Home Business NewsMiddle East war triggers wave of ‘force majeure’ across global energy sectors

Middle East war triggers wave of ‘force majeure’ across global energy sectors

by Thea Coates Finance Reporter
9th Mar 26 10:48 am

The ongoing conflict in Iran has led several major oil and gas companies to invoke force majeure, which allows them to be excused from their contractual obligations as the war disrupts production and shipping across the Gulf.

Companies in India, China, Bahrain, and Kuwait have cited “unforeseen, extraordinary circumstances” as a legal justification that frees them from liabilities when normal operations become impossible or unreasonably dangerous.

China’s Wanhua Chemical was the first to declare force majeure regarding petrochemical shipments to customers in the Middle East, citing “severe disruption of shipping routes in the Strait of Hormuz.”

Following this, Kuwait Petroleum Corporation took similar action for its crude and refined product exports.

India’s GAIL confirmed that its long-term supplier, Petronet LNG, had issued a similar notice due to shipping constraints. Bahrain’s Bapco Energies also suspended contracts following drone attacks on its refining facilities.

Even suppliers at the UAE’s Fujairah bunker hub—the region’s largest marine fuels centre—have halted deliveries, citing attacks on infrastructure that have made normal operations impossible. Major facilities, including Saudi Arabia’s Ras Tanura refinery, have also paused production, leading to further bottlenecks in tanker traffic.

This wave of force majeure declarations is directly related to US-Israel strikes on Iran and Tehran’s retaliatory drone and missile attacks, which have disrupted output and closed key maritime routes.

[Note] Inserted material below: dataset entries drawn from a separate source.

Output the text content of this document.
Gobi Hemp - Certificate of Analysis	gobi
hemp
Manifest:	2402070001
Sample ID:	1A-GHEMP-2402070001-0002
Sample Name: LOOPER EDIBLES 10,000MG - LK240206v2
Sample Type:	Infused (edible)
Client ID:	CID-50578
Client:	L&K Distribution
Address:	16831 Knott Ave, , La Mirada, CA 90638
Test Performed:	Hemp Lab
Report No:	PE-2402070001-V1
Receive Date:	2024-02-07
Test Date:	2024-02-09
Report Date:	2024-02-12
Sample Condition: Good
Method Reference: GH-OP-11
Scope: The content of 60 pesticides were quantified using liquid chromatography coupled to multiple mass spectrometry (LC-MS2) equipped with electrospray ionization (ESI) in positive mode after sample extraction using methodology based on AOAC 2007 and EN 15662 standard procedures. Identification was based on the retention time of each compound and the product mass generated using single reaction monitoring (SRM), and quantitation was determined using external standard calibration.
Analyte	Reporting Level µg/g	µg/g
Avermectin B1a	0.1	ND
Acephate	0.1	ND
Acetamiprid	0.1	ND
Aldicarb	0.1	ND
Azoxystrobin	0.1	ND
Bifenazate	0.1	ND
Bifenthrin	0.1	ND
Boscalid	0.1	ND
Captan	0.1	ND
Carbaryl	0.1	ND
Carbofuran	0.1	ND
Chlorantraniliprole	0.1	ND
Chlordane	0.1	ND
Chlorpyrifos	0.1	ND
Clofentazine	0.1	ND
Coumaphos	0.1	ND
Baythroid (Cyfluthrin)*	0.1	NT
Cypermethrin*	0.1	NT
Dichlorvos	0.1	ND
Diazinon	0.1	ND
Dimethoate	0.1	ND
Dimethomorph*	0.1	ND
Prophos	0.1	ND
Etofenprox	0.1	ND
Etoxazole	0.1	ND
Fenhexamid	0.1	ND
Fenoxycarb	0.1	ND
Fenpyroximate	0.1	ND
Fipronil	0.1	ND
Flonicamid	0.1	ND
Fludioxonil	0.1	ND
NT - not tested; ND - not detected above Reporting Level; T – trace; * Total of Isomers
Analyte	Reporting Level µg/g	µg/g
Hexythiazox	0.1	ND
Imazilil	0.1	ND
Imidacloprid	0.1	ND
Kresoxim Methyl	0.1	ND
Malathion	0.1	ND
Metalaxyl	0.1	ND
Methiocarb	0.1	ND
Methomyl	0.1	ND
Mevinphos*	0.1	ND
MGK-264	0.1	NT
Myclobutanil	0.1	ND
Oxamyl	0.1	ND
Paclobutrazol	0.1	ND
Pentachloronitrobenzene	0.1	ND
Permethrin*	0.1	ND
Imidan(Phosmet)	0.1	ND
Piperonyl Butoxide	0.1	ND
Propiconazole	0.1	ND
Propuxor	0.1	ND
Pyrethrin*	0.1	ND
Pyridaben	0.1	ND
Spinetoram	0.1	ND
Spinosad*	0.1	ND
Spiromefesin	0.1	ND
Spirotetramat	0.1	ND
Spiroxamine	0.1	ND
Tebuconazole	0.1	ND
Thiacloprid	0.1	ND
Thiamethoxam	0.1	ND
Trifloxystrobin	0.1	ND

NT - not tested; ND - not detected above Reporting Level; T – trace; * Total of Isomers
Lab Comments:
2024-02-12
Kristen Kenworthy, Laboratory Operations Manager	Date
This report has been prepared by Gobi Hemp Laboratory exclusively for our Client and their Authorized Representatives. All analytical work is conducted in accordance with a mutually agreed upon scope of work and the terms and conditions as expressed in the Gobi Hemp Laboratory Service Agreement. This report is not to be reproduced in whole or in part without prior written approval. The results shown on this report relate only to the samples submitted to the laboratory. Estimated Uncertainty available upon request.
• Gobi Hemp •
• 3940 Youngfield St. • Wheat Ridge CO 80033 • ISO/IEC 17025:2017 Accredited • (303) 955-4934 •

The impact is already being felt in global energy markets, as Asian benchmark gas prices have surged and analysts warn of widespread supply shortages for major importers.

Industry observers note that while invoking force majeure is common during extraordinary crises, the scale of the current wave—affecting multiple countries and companies—underscores the unprecedented strain on Gulf energy infrastructure.

Previous disruptions, such as production cuts in Nigeria due to theft and vandalism, seem minor compared to the ripple effects currently impacting global markets.

With the Strait of Hormuz effectively constrained, traders are facing rising premiums on oil and gas, while import-dependent economies are preparing for significantly higher costs. If hostilities persist, experts warn that energy supply chains could remain disrupted for weeks, leading to even higher prices and increased inflationary pressures worldwide.

This situation highlights how a regional war can trigger immediate global consequences related to contracts, logistics, and finances, with energy markets at the centre of the turmoil.